O veredito de Otto Liebmann (1865, p. 5), uma das figuras centrais do neokantismo, feito dez anos depois, não seria muito diferente:
[Não se poderia negar que] as dificuldades das abstrações que se exigem nesses sistemas, e a estranheza de seus últimos resultados devessem ter um efeito dissuasivo sobre o não iniciado; ademais, seus hábitos, sua terminologia flutuante, em parte exageradamente imagética, em parte lapidar, incitavam mais à zombaria do que ao estudo aprofundado.
Ora, é impossível não compararmos as duas avaliações acima com certas imagens e juízos de Climacus, no Pós-escrito, ou mesmo de Haufniensis, em O conceito de angústia. O fato é que a inclinação em sentido contrário à filosofia de matriz idealista especulativa foi determinante para os rumos e os debates que moldaram a filosofia, desde a década de 40 do século XIX. No entanto, duas dessas controvérsias conectam diretamente as figuras que aqui nos interessam e, especialmente, uma delas nos ajuda a avaliar o juízo de Heidegger.
A primeira diz respeito àquilo que Schnädelbach (1984) e depois Freuler (1997) nomearam apropriadamente como a crise de identidade da filosofia no século XIX. Ao menos desde a morte de Hegel, em 1831, diversos relatos já dão conta de apontar um processo que só cresceria nas próximas décadas, a saber, a incapacidade de manutenção de um programa idealista especulativo frente a diversos eventos, sendo o principal deles o inegável avanço das Naturwissenschaften. O que inquietaria os filósofos dos anos 1840, 50, 60 e 70 é o fato de que, se a filosofia toda ela deve ser identificada ao projeto idealista especulativo, então não apenas Schelling, Hegel e seus autodeclarados sucessores estariam em apuros, mas também o próprio estatuto de validade e o direito da filosofia em ocupar um lugar no edifício dos saberes estava ameaçado pelo enfrentamento brutal da nascente neurofisiologia, da ciência histórica e da renovada ênfase na empiria. Assim, mesmo pensadores tão díspares, como Franz Brentano, Ludwig Büchner, Wilhelm Windelband, Wilhelm Wundt, Wilhelm Dilthey, Hermann Lotze e F. A. Trendelenburg podem ser reunidos sob a circunstância de que todos eles se sentiram constrangidos a se posicionar sobre qual deveria ser o estatuto, o valor e a tarefa da filosofia, numa era secular e científica.

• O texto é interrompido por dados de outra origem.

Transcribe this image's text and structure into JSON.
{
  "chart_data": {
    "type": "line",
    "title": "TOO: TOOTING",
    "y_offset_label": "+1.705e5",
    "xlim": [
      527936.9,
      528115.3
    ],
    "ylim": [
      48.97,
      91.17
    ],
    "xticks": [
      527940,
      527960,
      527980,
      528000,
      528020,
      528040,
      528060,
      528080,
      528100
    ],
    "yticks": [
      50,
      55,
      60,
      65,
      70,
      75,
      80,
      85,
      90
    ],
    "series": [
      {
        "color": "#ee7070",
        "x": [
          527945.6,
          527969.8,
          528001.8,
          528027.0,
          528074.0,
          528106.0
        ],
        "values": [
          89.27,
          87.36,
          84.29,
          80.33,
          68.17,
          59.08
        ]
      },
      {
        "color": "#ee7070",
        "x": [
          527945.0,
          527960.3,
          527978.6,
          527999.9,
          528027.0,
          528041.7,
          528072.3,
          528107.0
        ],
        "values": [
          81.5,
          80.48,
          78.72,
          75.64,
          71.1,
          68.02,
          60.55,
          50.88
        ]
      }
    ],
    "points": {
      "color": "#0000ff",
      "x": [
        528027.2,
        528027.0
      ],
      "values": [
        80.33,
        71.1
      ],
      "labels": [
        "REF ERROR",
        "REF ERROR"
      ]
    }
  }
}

Ora, em face de tal crise de identidade que se abateu sobre a filosofia, com o simultâneo avanço das ciências históricas e empíricas, incluindo a psicofísica, um dos objetivos de Trendelenburg e de todo o revival de Aristóteles (lembre-se aqui da edição de Bekker para a Academia de Berlim) era justamente fornecer um conceito ou, antes, um modelo de filosofia, o qual, ao mesmo tempo, não voltasse as costas às ciências, como fizera o idealismo absoluto, agora em massivo descrédito, e assegurasse um papel relevante para a filosofia, tanto no edifício das ciências quanto na própria universidade.[7] Esse ponto nos é particularmente interessante, porque parte do empenho de Trendelenburg no estudo, na tradução e na interpretação de Aristóteles se justifica precisamente pela tentativa de oferecer um caminho alternativo para a filosofia que fosse no sentido oposto ao do hegeliano.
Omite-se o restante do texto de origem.